One of the hardest things to pull off in a movie is the minimalist “ship in a bottle” trick. Television shows do it often to try to save money on their seasons. Most of the time it doesn’t work. There are notable exceptions. The same is true for a movie. You have to limit your running time. You have to quickly set up a small group of characters, and you can’t waste any time getting to the point. Ben Wheatley hits all of the right buttons in Free Fire, and he’s promising to take you on a hell of a ride without ever changing locations. It looks so simple. You figure anybody can do it…and they can. But few can do it well. The entire action in the 85-minute film could have easily been a throwaway scene in another feature film. A lesser director could have done it in almost no time at all before moving on to set up their next shot. But then you’d have something… well… lesser, wouldn’t you?
The plot couldn’t be any simpler. It’s set in the 1970’s. We aren’t told this, but the styles kind of give it away. Oh, and the John Denver 8-track tape likely really gives it away. We join a group of criminals at an abandoned warehouse in the dead of the night. Introductions are made, and they proceed to close an arms deal. Things get complicated when it comes out that one of the buyers sexually assaulted the cousin of one of the sellers the night before at a bar while he was high and drunk. He got beaten, and they never expected to see each other again. Now here they are.

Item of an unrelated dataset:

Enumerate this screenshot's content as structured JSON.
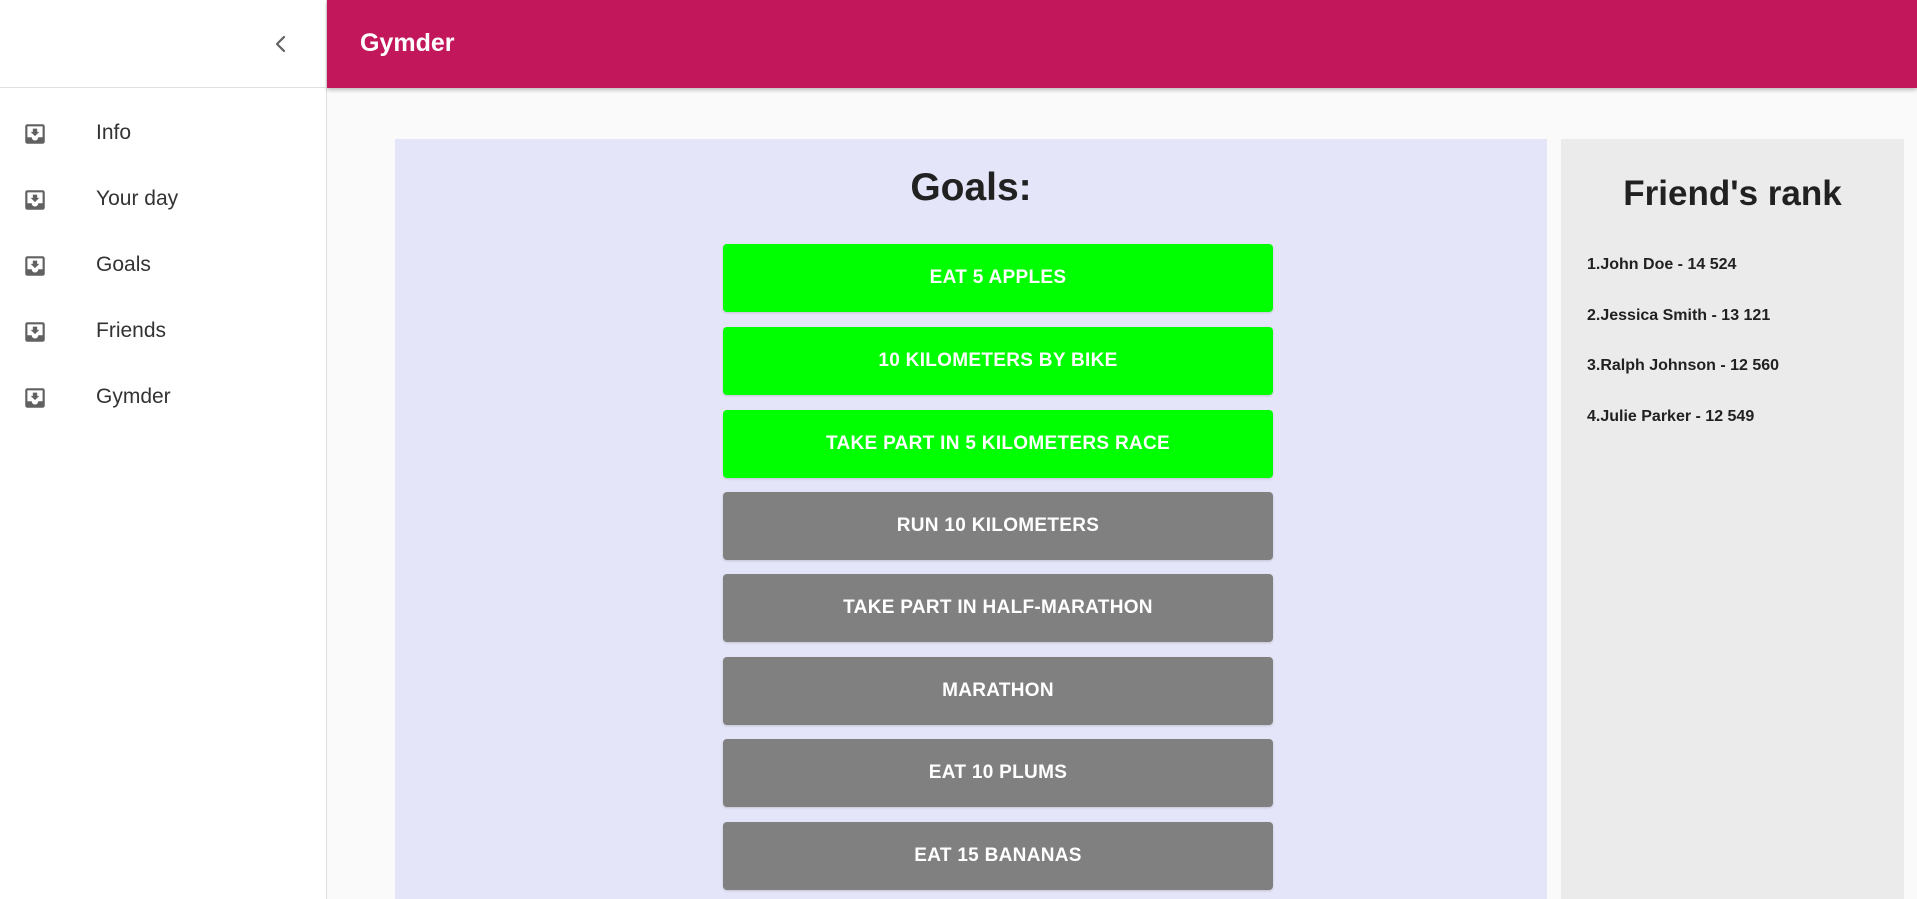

In the blink of an eye the tense deal breaks down, and the shooting starts. It pretty much turns into the titular free fire when a third group shows up with sniper rifles. Before long everyone is shooting at everyone. It’s easy to lose count of who shoots who. The cast is crawling through the debris and trying to either get the money and get out or reach a phone that starts ringing so they can call for reinforcements. But here you fight for every inch, and it’s amazing how many times a person can get shot without actually dying. There is some dying; it just takes a lot of bullets.
The action could not be any crazier. The entire film is this firefight. It’s as if Quentin Tarantino and The Coen Siblings had a 1970’s love child. There are moments that appear directly lifted from Reservoir Dogs and Pulp Fiction, while the entire film is very much a single-location nod toward No Country For Old Men. The big difference here is that director Ben Wheatley doesn’t need the extra fountains of blood, and he can tell his story in what becomes a massive single-shot. Of course, it isn’t all one shot, but the flow and action are so smooth, and there aren’t transitions or fancy camera tricks so that your brain won’t really register the cuts as easily as a standard film. That’s the mark of incredible editing, which is likely where this film was truly perfected. Timing is everything when you are mixing up great comedic beats with some serious shooting. That’s what Free Fire has in abundance.
The cast deliver constant entertainment throughout. It would be very easy to suffer fatigue watching basically an hour-long firefight. Wheatley and co-writer Amy Jump fill the script with plenty of amusing moments that never distract from the flow of the action. The jokes are all situational or character-driven. Wheatley doesn’t have the time to set up a punchline. It’s there, and it’s gone. He trusts the cast to deliver the necessary beats, and that’s what happens here. Future Captain Marvel Brie Larson plays Justine (no last names here). She’s one of the middle”men” along with Armie Hammer’s Ord. They’re supposed to be the voices of reason, and it’s particularly great to watch exactly how Ord breaks down and handles the crises. Hammer is absolutely golden here and steals way more scenes than he should have. He looks like he’s having a good time even as he’s dodging bullets. Sam Riley plays Stevo, the junkie who gets his family into the trouble to begin with.
Of course, the film doesn’t have time to give us backgrounds, so we get some archetypes here so that we very quickly know who and what these guys are.
Wheatley brings filmmaking back to the basics. He knows when to get in and more importantly when to get out. Free Fire doesn’t waste any of your time, and it will keep you entertained brilliantly during its lean runtime. Nothing is wasted, and the film literally fires on all cylinders. It’s a satisfying drama with a bit of a predictable coda. But it’s also a refreshing comedy. Wheatley knows how to “aim with both hands”.